Roberto Herlitzka è stato un grande attore del nostro teatro, molto amato dal pubblico e dalla critica; ha lavorato con registi importanti, ha vinto e meritato numerosi premi. Allievo prediletto del Maestro Orazio Costa all’Accademia d’Arte Drammatica Silvio d’Amico, era nato a Torino nel 1937. Con Luca Ronconi aveva preso parte a due spettacoli: il Candelaio di Giordano Bruno e Le Mutande di Sternheim (1968).

Con la regia di Gabriele Lavia si ricorda un Nipote di Rameau di Diderot e con Luigi Squarzina il Ventaglio di Goldoni (1993). Nell’estate ’94 è Prometeo di Eschilo al Teatro Greco di Siracusa in una contestata edizione di Antonio Calenda: abiti moderni e il nunzio a inizio spettacolo esclamò: “quel fascista di Zeus!”. Apriti cielo! In quell’occasione Roberto Herlitzka usciva fuori solo con la testa da una gigantesca pedana e aveva in testa una bombetta. Era un richiamo al Novecento di Giorni Felici di Samuel Beckett. Le sue guance scavate, inconfondibili come la sua voce: elegante, misurata, razionale, penetrante, moderna, affilata, piena di colorazioni e modulata ma naturale, non artefatta, sempre semplice, chiara, diretta, capace di semitoni quasi insoliti per quell’anfiteatro; facevano di lui un attore colto e allo stesso tempo popolare, semplicemente complicato, un’assenza di sforzo come punto di arrivo, maestria di una tecnica che si possiede ma non si esibisce).

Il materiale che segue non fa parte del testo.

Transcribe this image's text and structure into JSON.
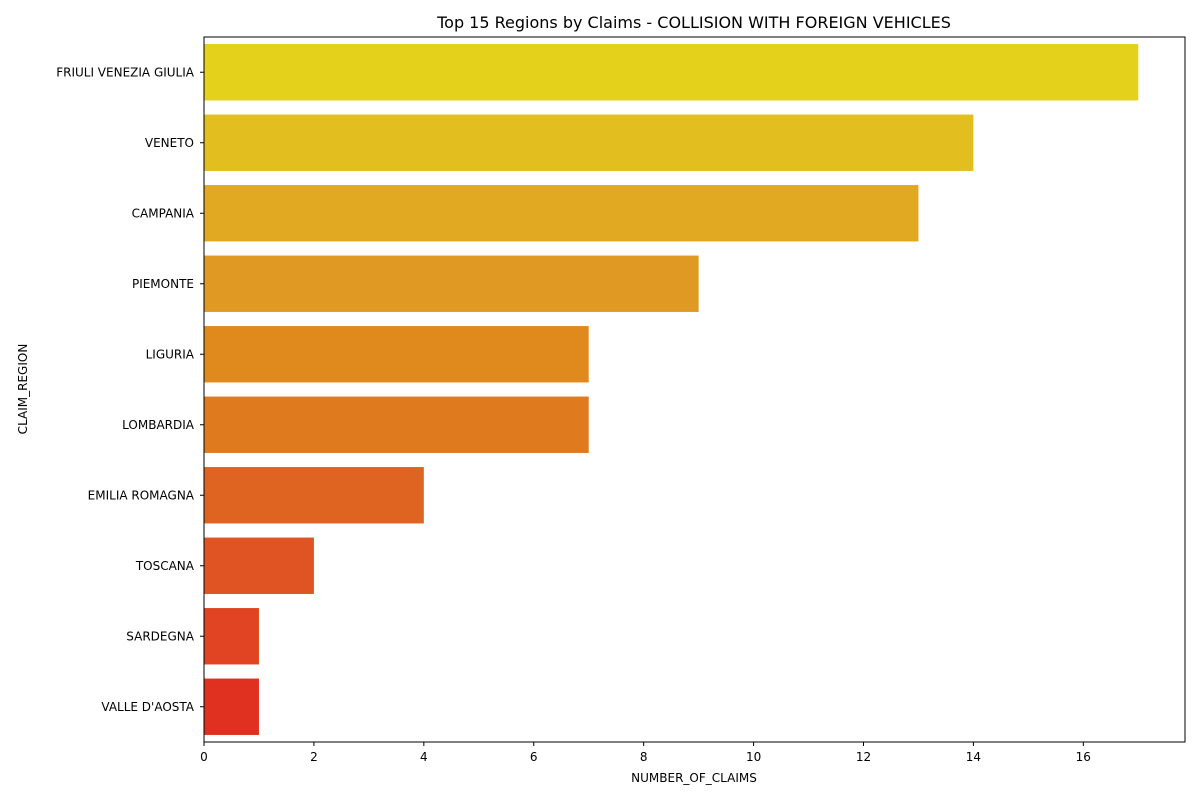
{
  "chart_data": {
    "type": "bar",
    "orientation": "horizontal",
    "title": "Top 15 Regions by Claims - COLLISION WITH FOREIGN VEHICLES",
    "xlabel": "NUMBER_OF_CLAIMS",
    "ylabel": "CLAIM_REGION",
    "categories": [
      "FRIULI VENEZIA GIULIA",
      "VENETO",
      "CAMPANIA",
      "PIEMONTE",
      "LIGURIA",
      "LOMBARDIA",
      "EMILIA ROMAGNA",
      "TOSCANA",
      "SARDEGNA",
      "VALLE D'AOSTA"
    ],
    "values": [
      17,
      14,
      13,
      9,
      7,
      7,
      4,
      2,
      1,
      1
    ],
    "colors": [
      "#E3D11C",
      "#E2BE1F",
      "#E1A921",
      "#E09922",
      "#E08A1E",
      "#E07A1F",
      "#DF6321",
      "#E05322",
      "#E04423",
      "#DF3020"
    ],
    "xlim": [
      0,
      17.85
    ],
    "xticks": [
      0,
      2,
      4,
      6,
      8,
      10,
      12,
      14,
      16
    ],
    "grid": false,
    "legend": "none"
  }
}
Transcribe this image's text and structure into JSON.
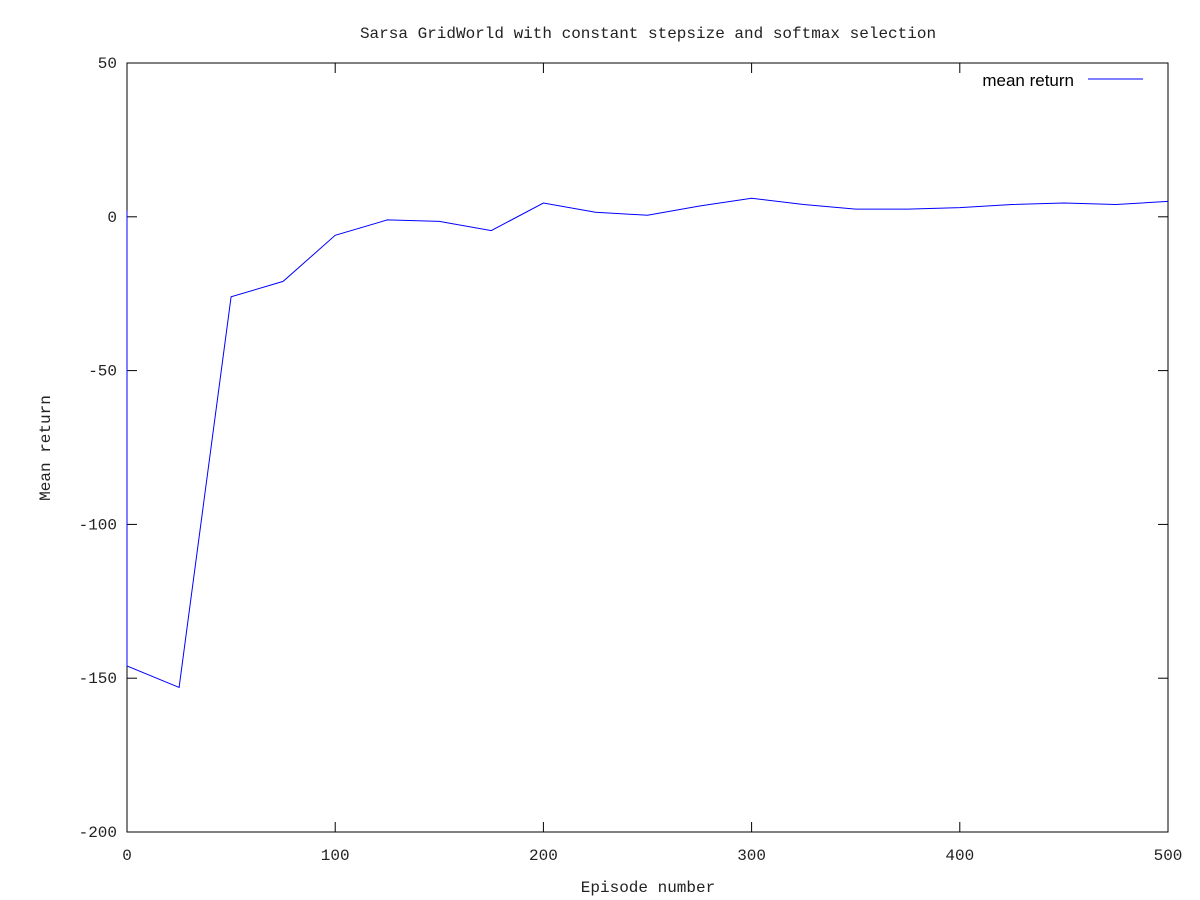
{
  "chart_data": {
    "type": "line",
    "title": "Sarsa GridWorld with constant stepsize and softmax selection",
    "xlabel": "Episode number",
    "ylabel": "Mean return",
    "xlim": [
      0,
      500
    ],
    "ylim": [
      -200,
      50
    ],
    "xticks": [
      "0",
      "100",
      "200",
      "300",
      "400",
      "500"
    ],
    "yticks": [
      "-200",
      "-150",
      "-100",
      "-50",
      "0",
      "50"
    ],
    "grid": false,
    "legend_position": "top-right",
    "series": [
      {
        "name": "mean return",
        "color": "#0000ff",
        "x": [
          0,
          0,
          25,
          50,
          75,
          100,
          125,
          150,
          175,
          200,
          225,
          250,
          275,
          300,
          325,
          350,
          375,
          400,
          425,
          450,
          475,
          500
        ],
        "y": [
          2,
          -146,
          -153,
          -26,
          -21,
          -6,
          -1,
          -1.5,
          -4.5,
          4.5,
          1.5,
          0.5,
          3.5,
          6,
          4,
          2.5,
          2.5,
          3,
          4,
          4.5,
          4,
          5
        ]
      }
    ]
  }
}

In cinema lo ricordiamo nei panni di Aldo Moro in Buongiorno notte di Marco Bellocchio (2003) e nell’Ultima lezione dove interpreta il prof. Federico Caffè prima della sua misteriosa scomparsa. Per capire l’originalità delle scelte di questo gran signore del Teatro, ricordiamo una singolare operazione: Ugo Straniero, poeta futurista dimenticato, che ha avuto meno fortuna di altri e riportato in auge e sulle scene da Herlitzka come attore e come autori da Maurizio Costanzo ed Enrico Vaime. Si celebrò così, a suo modo, il Futurismo in occasione del centenario della sua esistenza. La passione per la poesia, memorabili i recital su Lucrezio e poi Dante al piccolo Teatro Basilica di Roma; la sua elegante ironia d’antàn si rivelò ai più quando decise di partecipare alla fortunata serie Boris amata dai giovanissimi, facendo un cameo del vecchio attore “venerato maestro di prosa”, che doveva pagare il mutuo, e quindi accettava di posare per uno sceneggiato interrompendo le repliche di un suo Macbeth. E che privilegio averlo visto in un teatrino romano di pochi metri di palco e con una trentina di spettatori in un suo Ex Amleto, dove faceva del dramma di Shakespeare tutte le parti da solo. Sublime interprete, elegante, umanissimo e distaccato. Non se ne fabbricano più.